“It’s amazing to me that any discussion about nuclear power causes such a reaction. … What other topics are we not allowed to discuss? Alternative energy? Wind power or solar?” comes the consternation from officials in Mississippi in response to objections to the possibility of storage of nuclear material in Mississippi.
Wonder why anyone in Mississippi, such a dirt poor state, would think of nuclear waste as any more dangerous than wind or solar power? After all a wind turbine was damaged by a tornado last year and now someone has admitted that radioactive leaks from it “are far worse than previously acknowledged.” No, I am sorry that is the assessment from Japan about the Fukushima Daiichi nuclear catastrophe. Did I mention that solar panels melted in Pennsylvania and everyone in a twenty mile radius was asked to evacuate and that when the solar panels melted radioactive gases and radioactive iodine were released into the environment? No, I apologize. Those events were related to “nuclear reactors in Dauphin County, Pennsylvania, United States, on March 28, 1979 (Three Mile Island in Pennsylvania.)

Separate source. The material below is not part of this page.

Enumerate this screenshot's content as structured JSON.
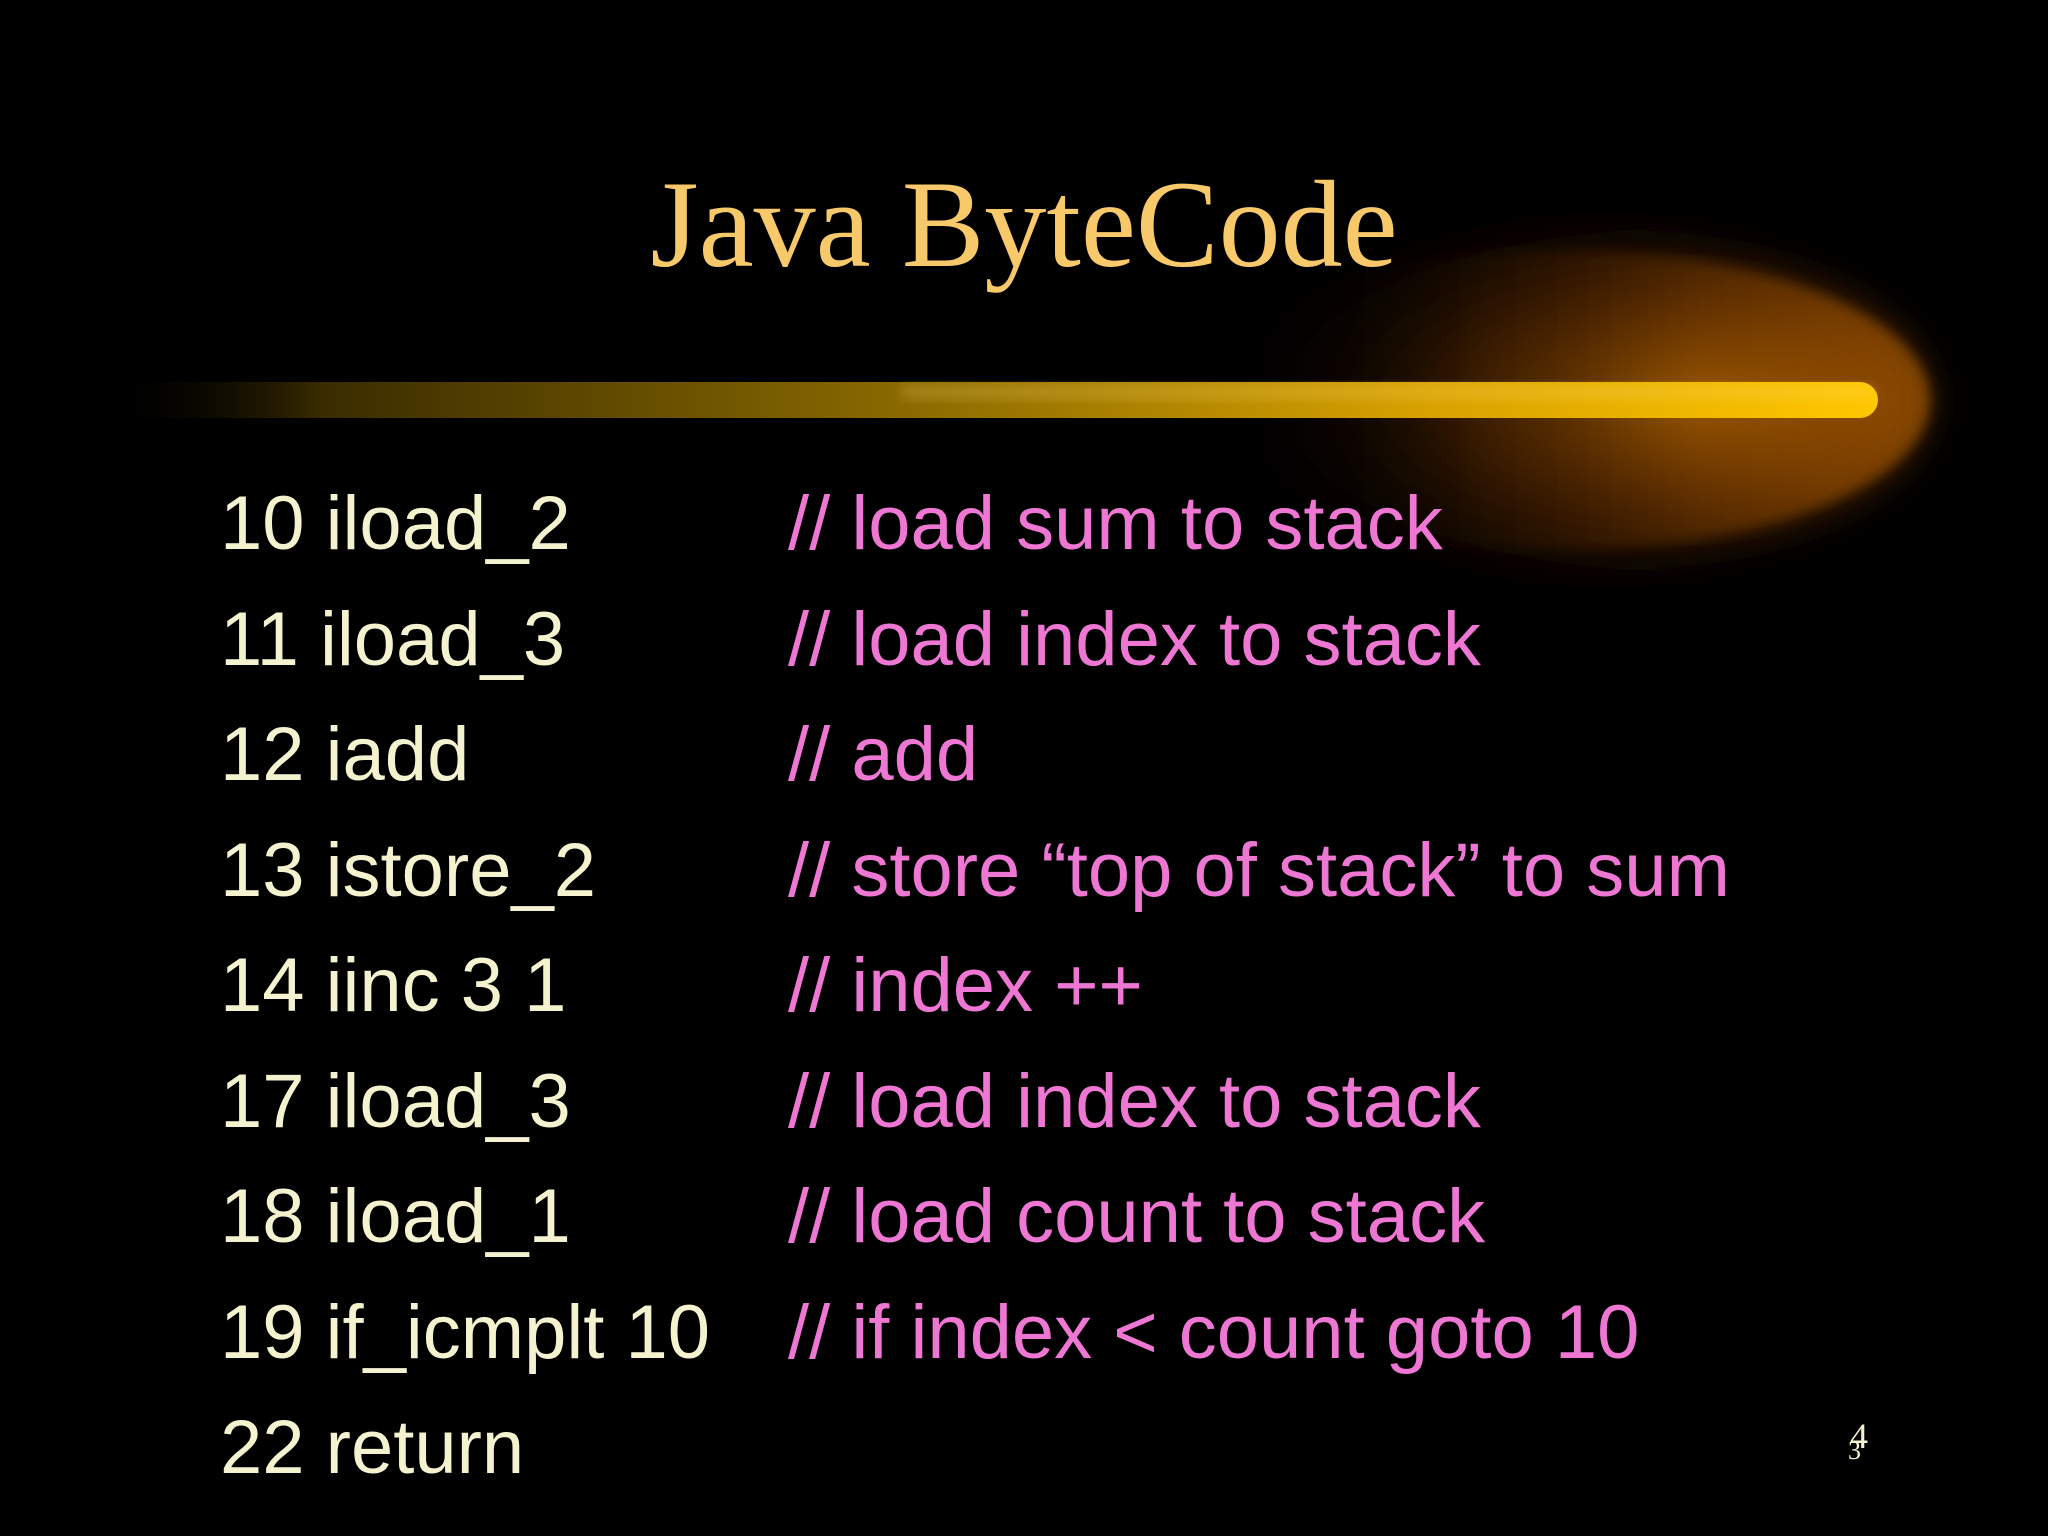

Only in Mississippi could alluding to solar and wind power as meriting no more concern than nuclear waste storage be forwarded as a rational comparison. If you throw around revenue figures to desperate people, just look at Mississippi’s per capita income, and education level it you might get a picture of why such an argument would be placed in the arena. This is Mississippi and once in office, you are royalty.
Mississippi is pretty much the exemplar of the neo-feudal terrain in America. If you can convince the people that you are one of the good-ole boys, in Mississippi that would be favoring the confederate flag, viewing MLK day as really Confederate Memorial Day and of course being Republican, you can be elected royalty. After defeat of a personhood amendment, the rulers in this neo-feudal state enacted legislation designed to achieve the very thing the voters rejected, making abortion unavailable to poor women.
And if you want to put nuclear storage on the agenda in Mississippi, be a Republican. The energy industry group pushing for nuclear waste storage and reprocessing in Mississippi is the Mississippi Energy Institute, and one of its board members is the governor’s top economic development officer. You see, in right-to-work-for-less-anti-union Mississippi, labor compensation is so suppressed that corporate interest can float virtually anything because a man dying of thirst will drink dirty, contaminated water. Having kept labor week, people of substance, the lords of the feudal state, flashing religious and confederate symbols, contribute to candidates who champion anti-labor units and deregulation which enlarge and enhance and stabilize their wealth supremacy. You even see this economic strategy reflected in the newly passed Charter School law in Mississippi.